Ali data warehouse practice sharing

Abstract
A data warehouse, is a strategic collection of all types of data to support the decision making process at all levels of an organization. It is a single data store, created for analytical reporting and decision support purposes. For organizations that need business intelligence to guide business process improvement, monitor time, cost, quality, and control.

Live sharing video at https://v.qq.com/iframe/player.html?vid=v0547ee0whs&width=670&height=376.875&auto=0
The Basics

Building a data warehouse mainly requires modeling skills and also precipitating some dimension tables. In addition to that one has to keep mining the data to build the model better.

A few things that should be done
After getting the activity data, it is important to put that data into the data warehouse and do the following things:

User or entity identification needs to be harmonized.

PC and wireless data to be bridged.

Factual data bridging around entities and across inter-businesses.

Dimensional redundancy of important fact tables.

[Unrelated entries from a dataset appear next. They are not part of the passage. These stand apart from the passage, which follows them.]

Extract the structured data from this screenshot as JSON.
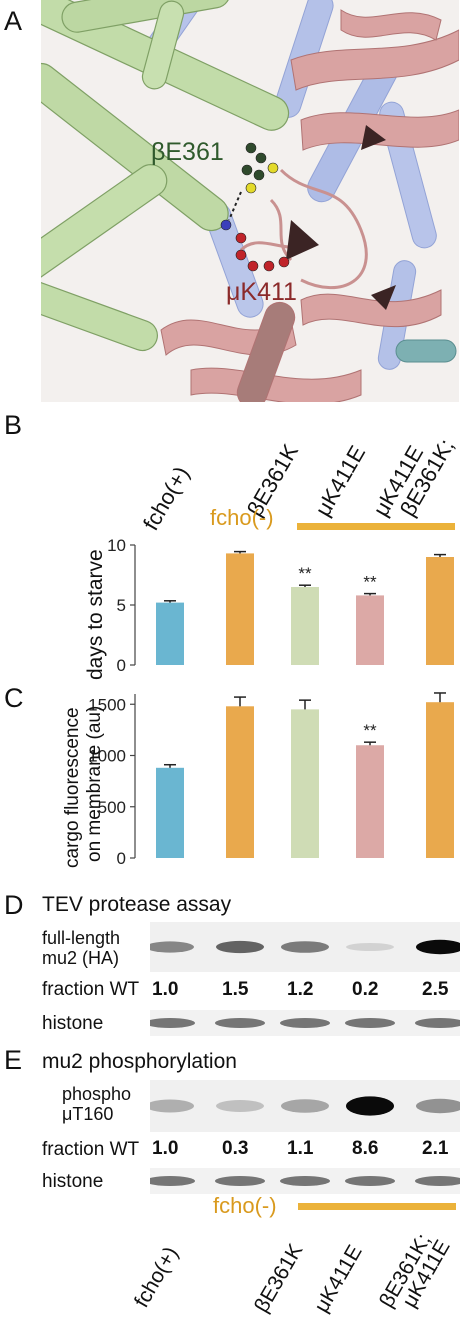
{
  "panels": {
    "a": {
      "letter": "A"
    },
    "b": {
      "letter": "B"
    },
    "c": {
      "letter": "C"
    },
    "d": {
      "letter": "D"
    },
    "e": {
      "letter": "E"
    }
  },
  "structure": {
    "label_beta": "βE361",
    "label_mu": "μK411",
    "colors": {
      "green": "#b8d59e",
      "blue": "#a9b8e2",
      "pink": "#d9a1a0",
      "teal": "#6fa5a8",
      "dark_green_atoms": "#2f4a2c",
      "yellow_atoms": "#e3da2a",
      "red_atoms": "#c0242a",
      "blue_atom": "#3b3fbb"
    }
  },
  "groups": {
    "control": "fcho(+)",
    "mutants": "fcho(-)",
    "bar_color": "#ebb23a"
  },
  "conditions": [
    "fcho(+)",
    "βE361K",
    "μK411E",
    "μK411E",
    "βE361K;"
  ],
  "chart_data": [
    {
      "type": "bar",
      "categories": [
        "fcho(+)",
        "βE361K",
        "μK411E",
        "βE361K; μK411E (label)",
        "βE361K; μK411E"
      ],
      "values": [
        5.2,
        9.3,
        6.5,
        5.8,
        9.0
      ],
      "errors": [
        0.15,
        0.15,
        0.15,
        0.15,
        0.2
      ],
      "significance": [
        "",
        "",
        "**",
        "**",
        ""
      ],
      "colors": [
        "#6ab6d1",
        "#e9a94d",
        "#cfdcb5",
        "#dca9a6",
        "#e9a94d"
      ],
      "ylabel": "days to starve",
      "ylim": [
        0,
        10
      ],
      "yticks": [
        0,
        5,
        10
      ],
      "sig_labels": [
        "**",
        "**"
      ]
    },
    {
      "type": "bar",
      "categories": [
        "fcho(+)",
        "βE361K",
        "μK411E",
        "βE361K; μK411E (label)",
        "βE361K; μK411E"
      ],
      "values": [
        880,
        1480,
        1450,
        1100,
        1520
      ],
      "errors": [
        30,
        90,
        90,
        30,
        90
      ],
      "significance": [
        "",
        "",
        "",
        "**",
        ""
      ],
      "colors": [
        "#6ab6d1",
        "#e9a94d",
        "#cfdcb5",
        "#dca9a6",
        "#e9a94d"
      ],
      "ylabel_line1": "cargo fluorescence",
      "ylabel_line2": "on membrane (au)",
      "ylim": [
        0,
        1600
      ],
      "yticks": [
        0,
        500,
        1000,
        1500
      ],
      "sig_labels": [
        "**"
      ]
    }
  ],
  "tev": {
    "title": "TEV protease assay",
    "row_label_line1": "full-length",
    "row_label_line2": "mu2 (HA)",
    "fraction_label": "fraction WT",
    "fractions": [
      "1.0",
      "1.5",
      "1.2",
      "0.2",
      "2.5"
    ],
    "band_intensity": [
      0.55,
      0.7,
      0.6,
      0.12,
      1.0
    ],
    "histone_label": "histone"
  },
  "phospho": {
    "title": "mu2 phosphorylation",
    "row_label_line1": "phospho",
    "row_label_line2": "μT160",
    "fraction_label": "fraction WT",
    "fractions": [
      "1.0",
      "0.3",
      "1.1",
      "8.6",
      "2.1"
    ],
    "band_intensity": [
      0.35,
      0.25,
      0.4,
      1.0,
      0.5
    ],
    "histone_label": "histone"
  },
  "bottom_labels": {
    "control": "fcho(+)",
    "beta": "βE361K",
    "mu": "μK411E",
    "double_line1": "βE361K;",
    "double_line2": "μK411E",
    "mutants": "fcho(-)"
  }
}
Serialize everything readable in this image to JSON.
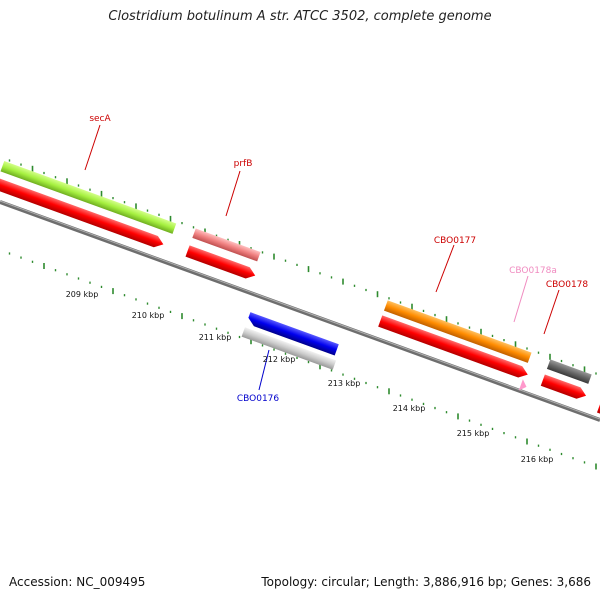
{
  "title": "Clostridium botulinum A str. ATCC 3502, complete genome",
  "accession": "Accession: NC_009495",
  "topology": "Topology: circular; Length: 3,886,916 bp; Genes: 3,686",
  "axis_labels": [
    "209 kbp",
    "210 kbp",
    "211 kbp",
    "212 kbp",
    "213 kbp",
    "214 kbp",
    "215 kbp",
    "216 kbp"
  ],
  "genes": [
    {
      "name": "secA",
      "color": "#cc0000"
    },
    {
      "name": "prfB",
      "color": "#cc0000"
    },
    {
      "name": "CBO0176",
      "color": "#0000cc"
    },
    {
      "name": "CBO0177",
      "color": "#cc0000"
    },
    {
      "name": "CBO0178a",
      "color": "#f08bc0"
    },
    {
      "name": "CBO0178",
      "color": "#cc0000"
    }
  ],
  "colors": {
    "tick_green": "#2e8b2e",
    "backbone": "#808080",
    "cds_red": "#ff0000",
    "secA_green": "#a6f040",
    "prfB_pink": "#f08080",
    "CBO0176_blue": "#0000ee",
    "CBO0176_grey": "#cccccc",
    "CBO0177_orange": "#ff8c00",
    "CBO0178a_pink": "#ff99cc",
    "CBO0178_dark": "#666666"
  }
}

User profiling or customer profiling.

What's the market value

At present, we have accumulated a lot of user data, which is a very valuable resource, and we have done some development and utilization based on this data.

After building a data warehouse, we can use the data from user analysis to make personalized recommendations, targeted marketing, wind control and so on.

The market value of the data warehouse lies in the construction of the bazaar layer driven by demand scenarios, and the vertical construction between the bazaars.

The bazaar layer digs deep into the value of the data and needs to be able to quickly trial and error.

Take the operation process of Ali Financial in the backend big data as an example, we will import all the data related to the user from the relational database into MaxCompute, and then record some of the user's operation logs, such as which websites have been logged in, which products have been browsed, and what kind of preferences they have. There are also other data that may come from other systems. We do a summary analysis of these data, and ultimately export these data to the business system, there is also a statistical service. This way, when a user comes for a credit loan, we can quickly locate whether the user meets the credit requirements and quickly proceed to approval.

As shown in the figure above, DataWorks relies heavily on MaxCompute. on the right are some of the basic components that Aliyun currently provides. The IDE piece is visualized, such as doing workflow and application scheduling on the workflow designer and configuring it inside.

We provide a web page code editor that supports MR, SQL, and so on. There is also a code debugger where written code can be debugged directly. With the code repository it is possible to keep several versions and preview previously saved versions.

Scheduling is divided into two parts: resource scheduling and workflow scheduling. Workflow scheduling is closely related to the previous workflow. If a workflow is designed in the workflow designer, the underlying scheduling will follow the order of scheduling. Resource scheduling is related to the resources of the underlying gateway cluster.

Data governance is mainly task monitoring and data quality.
Big Data Development Core Process

First analyze the requirement and then do the workflow design, such as when this task is run and what business it depends on. After the workflow design is completed, data collection and data synchronization are performed. Next is data development, we provide a WEB-IDE that supports SQL, MR, SHELL and PYTHON. Then we provide smoke test scenarios, which are released to the line after the test is completed, so that it can perform automatic scheduling and data quality monitoring on a regular basis every day. Once all of the above steps are completed, we can loop our data into the business system repository or use tools like QuickBI and DataV for page presentation.

We design tasks offline and will turn the designed tasks into an instance snapshot at 12 o'clock every day. Our task dependencies are currently the most advanced in the industry as well.

The most common requirement nowadays is to have daily reports, weekly reports to be written weekly and monthly reports to be written monthly. In order to save resources, it is possible to use the data from the daily newspaper to directly turn it into a weekly or monthly report.

The online system has to make sure that the data has been back to the business system at 6:00 pm every day, and the system is going to start using it.

As shown in the diagram above, suppose there are two tasks, D and E, which depend on B and A. Task D has a runtime of 1.5 hours, and E has a runtime of 2 hours. We have to make sure that B runs B's task to completion by 4:00 each day, and the typical normal runtime is 2 hours. Then we have to make sure that A finishes the task no later than 2:00 each day. If A's run time is 10 minutes, and we find that A's task has failed by 1:00, then we can calculate how much margin A has left, and we can manually supervise and troubleshoot. Manual intervention is done before 1:50, thus ensuring that tasks D and E can be produced on time by 6 o'clock.

Summarizing

As shown in the figure, MaxCompute is the “heart” of the villain in the figure, and all the running tasks are inside MaxCompute. Scheduling is the “brain” of the data architecture. The “eye” is data monitoring, which is still a “myopic eye” on the data architecture platform and has not yet been officially launched. Data integration is like two “hands”, constantly carrying data from other places. The underlying development environment and operation and maintenance center are like two “legs” to ensure that the entire data architecture platform to go farther. And data quality is like a “human health center”, that is, the monitoring of data quality.

That's all I have to say today, thanks for listening!